The president of the United States, Donald Trump, and the crown prince of Saudi Arabia, Mohammed bin Salmán, accompanied by Elon Musk (X, Tesla, SpaceX) and Jensen Huang (Nvidia). / Win McNamee / AFP
Indirect interference
Another study notes that Trump and his administration are “proactively working to open and secure new markets” for AI giants. That public diplomacy for the private sector, according to researcher Brian J. Chen, has resulted in the signing of an executive order to promote data center projects such as Stargate UAE in Abu Dhabi, in which both OpenAI and Oracle participate.
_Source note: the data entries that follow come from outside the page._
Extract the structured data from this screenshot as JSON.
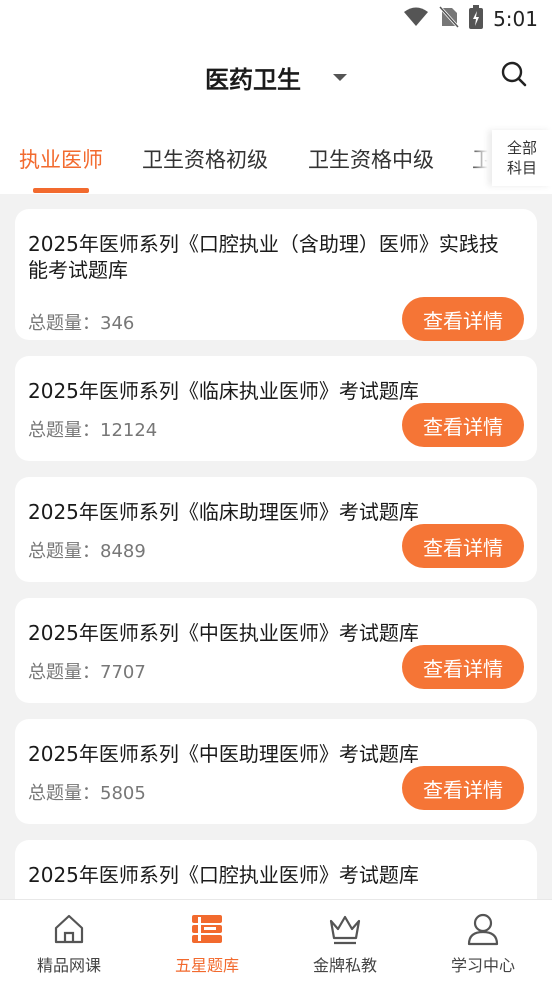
{
  "status_bar": {
    "time": "5:01"
  },
  "header": {
    "title": "医药卫生"
  },
  "tabs": [
    "执业医师",
    "卫生资格初级",
    "卫生资格中级",
    "卫"
  ],
  "all_subjects": {
    "line1": "全部",
    "line2": "科目"
  },
  "cards": [
    {
      "title": "2025年医师系列《口腔执业（含助理）医师》实践技能考试题库",
      "count_label": "总题量：",
      "count": "346",
      "button": "查看详情"
    },
    {
      "title": "2025年医师系列《临床执业医师》考试题库",
      "count_label": "总题量：",
      "count": "12124",
      "button": "查看详情"
    },
    {
      "title": "2025年医师系列《临床助理医师》考试题库",
      "count_label": "总题量：",
      "count": "8489",
      "button": "查看详情"
    },
    {
      "title": "2025年医师系列《中医执业医师》考试题库",
      "count_label": "总题量：",
      "count": "7707",
      "button": "查看详情"
    },
    {
      "title": "2025年医师系列《中医助理医师》考试题库",
      "count_label": "总题量：",
      "count": "5805",
      "button": "查看详情"
    },
    {
      "title": "2025年医师系列《口腔执业医师》考试题库"
    }
  ],
  "bottom_nav": [
    {
      "label": "精品网课",
      "icon": "home-icon"
    },
    {
      "label": "五星题库",
      "icon": "question-bank-icon"
    },
    {
      "label": "金牌私教",
      "icon": "crown-icon"
    },
    {
      "label": "学习中心",
      "icon": "person-icon"
    }
  ],
  "colors": {
    "accent": "#f26a2e",
    "button": "#f57536"
  }
}
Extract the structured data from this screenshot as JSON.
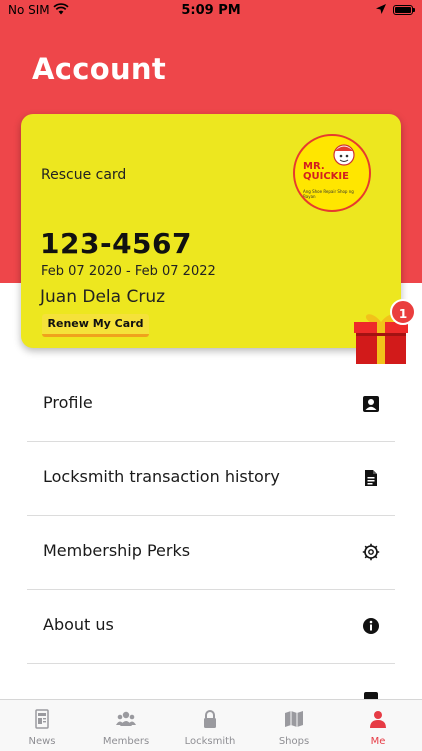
{
  "status_bar": {
    "carrier": "No SIM",
    "time": "5:09 PM"
  },
  "header": {
    "title": "Account"
  },
  "card": {
    "type": "Rescue card",
    "number": "123-4567",
    "dates": "Feb 07 2020 - Feb 07 2022",
    "holder": "Juan Dela Cruz",
    "renew_label": "Renew My Card",
    "logo": {
      "brand": "MR. QUICKIE",
      "tagline": "Ang Shoe Repair Shop ng Bayan"
    }
  },
  "gift": {
    "badge_count": "1",
    "icon": "gift-icon"
  },
  "menu": {
    "items": [
      {
        "label": "Profile",
        "icon": "profile-card-icon"
      },
      {
        "label": "Locksmith transaction history",
        "icon": "document-icon"
      },
      {
        "label": "Membership Perks",
        "icon": "gear-icon"
      },
      {
        "label": "About us",
        "icon": "info-icon"
      }
    ]
  },
  "tabbar": {
    "tabs": [
      {
        "label": "News",
        "icon": "news-icon",
        "active": false
      },
      {
        "label": "Members",
        "icon": "members-icon",
        "active": false
      },
      {
        "label": "Locksmith",
        "icon": "lock-icon",
        "active": false
      },
      {
        "label": "Shops",
        "icon": "map-icon",
        "active": false
      },
      {
        "label": "Me",
        "icon": "person-icon",
        "active": true
      }
    ]
  },
  "colors": {
    "brand_red": "#ee464a",
    "card_yellow": "#ede71f",
    "active_tab": "#e63b45"
  }
}
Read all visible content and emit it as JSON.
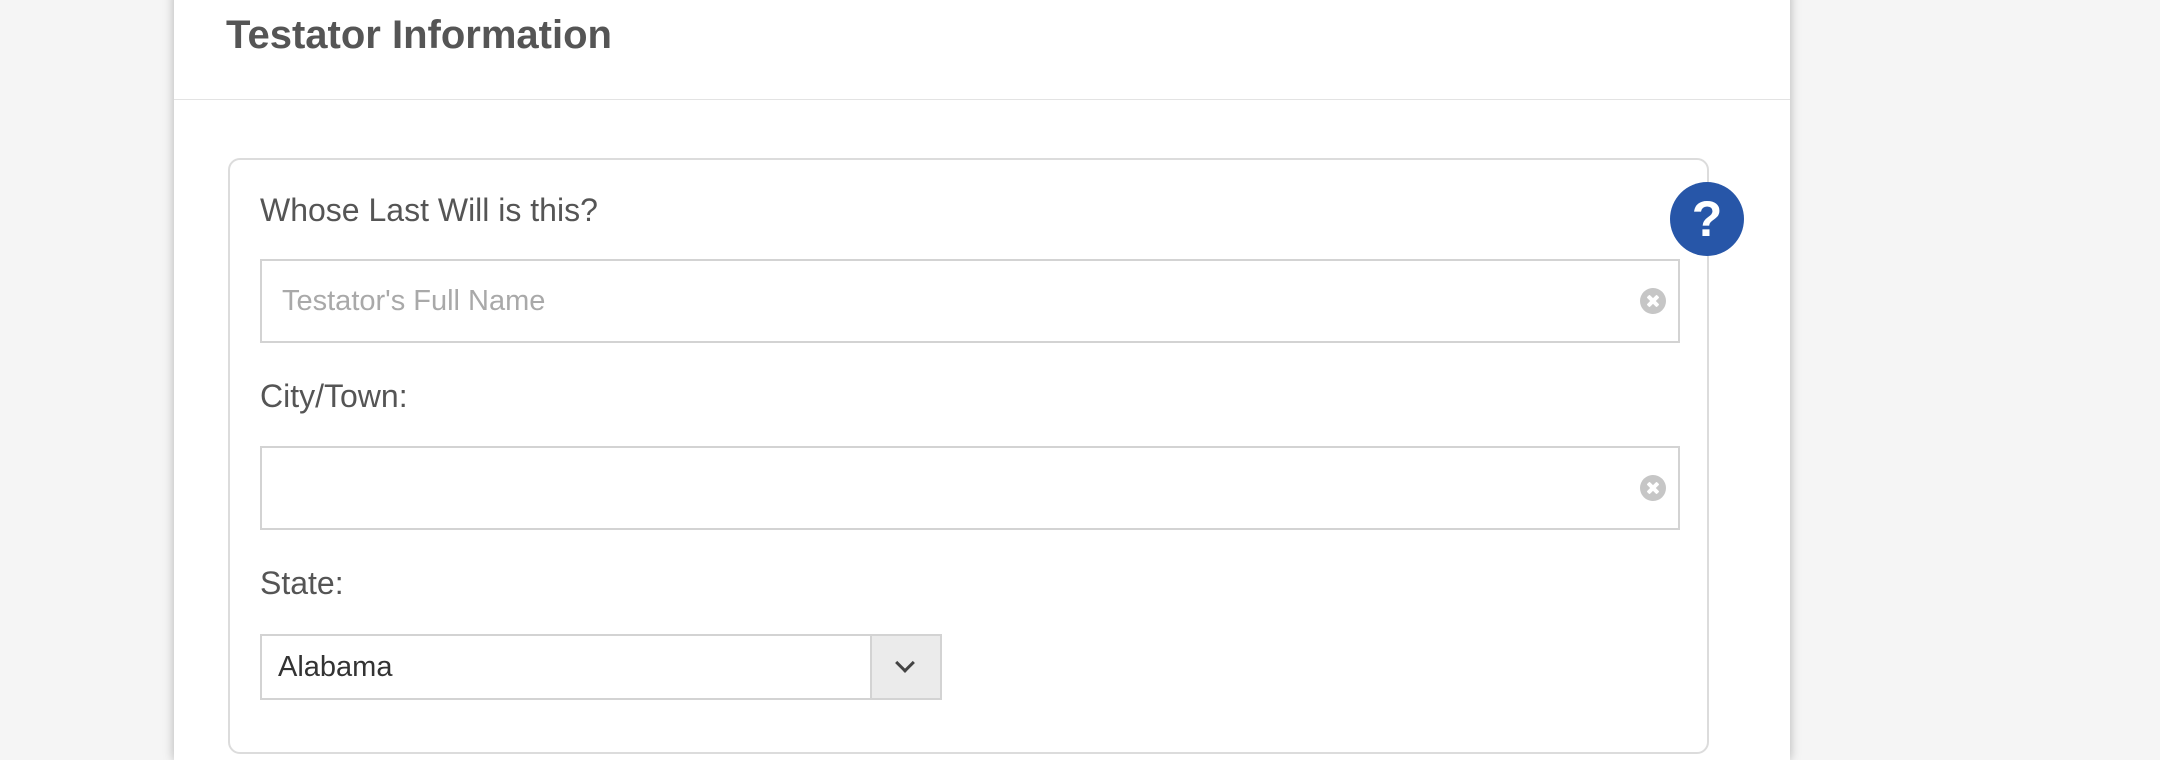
{
  "section": {
    "title": "Testator Information"
  },
  "question": {
    "prompt": "Whose Last Will is this?",
    "help_label": "?"
  },
  "fields": {
    "full_name": {
      "value": "",
      "placeholder": "Testator's Full Name"
    },
    "city": {
      "label": "City/Town:",
      "value": "",
      "placeholder": ""
    },
    "state": {
      "label": "State:",
      "selected": "Alabama"
    }
  },
  "icons": {
    "help": "question-mark-icon",
    "clear": "clear-icon",
    "dropdown": "chevron-down-icon"
  },
  "colors": {
    "accent": "#2756a8",
    "text": "#555555",
    "placeholder": "#a9a9a9",
    "border": "#d3d3d3",
    "background": "#f5f5f5"
  }
}
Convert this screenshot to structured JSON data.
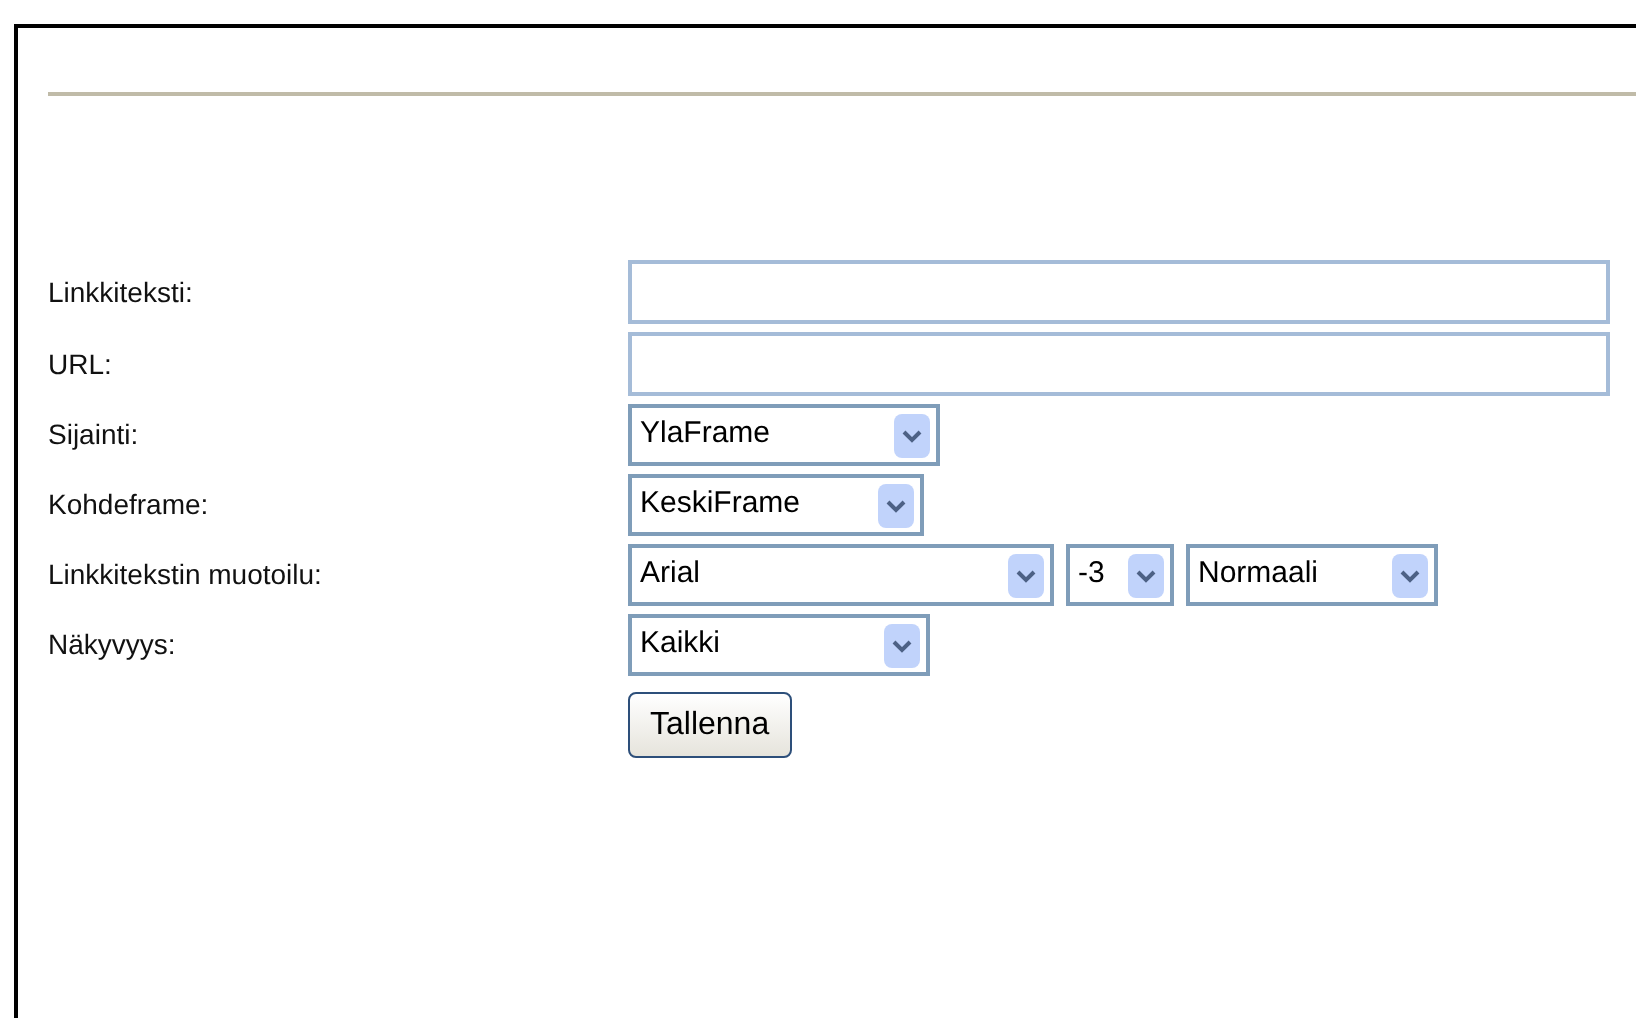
{
  "fields": [
    {
      "label": "Linkkiteksti:",
      "kind": "text"
    },
    {
      "label": "URL:",
      "kind": "text"
    },
    {
      "label": "Sijainti:",
      "kind": "select",
      "selects": [
        {
          "value": "YlaFrame"
        }
      ]
    },
    {
      "label": "Kohdeframe:",
      "kind": "select",
      "selects": [
        {
          "value": "KeskiFrame"
        }
      ]
    },
    {
      "label": "Linkkitekstin muotoilu:",
      "kind": "select",
      "selects": [
        {
          "value": "Arial"
        },
        {
          "value": "-3"
        },
        {
          "value": "Normaali"
        }
      ]
    },
    {
      "label": "Näkyvyys:",
      "kind": "select",
      "selects": [
        {
          "value": "Kaikki"
        }
      ]
    }
  ],
  "button": "Tallenna"
}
Nelson also argues that the State intervenes in the technological market indirectly through mechanisms that are not usually classified as regulation. For example, with the restriction of immigration visas (affecting scientists and programmers) and with cuts in research on negative effects of AI (from its biases from race or gender to its climate or labor impact).
This interrelation between the US Government and the technology industry explains that, almost in passing, firms such as the creator of ChatGPT have hinted that they want to have federal “backing” for their investments. “What would happen if investors stopped funding OpenAI’s huge spending and it couldn’t go public on time?” asks technology analyst Brian Merchant. “Taking into account current interests and state configuration, a semi-public OpenAI is a totally plausible possibility.”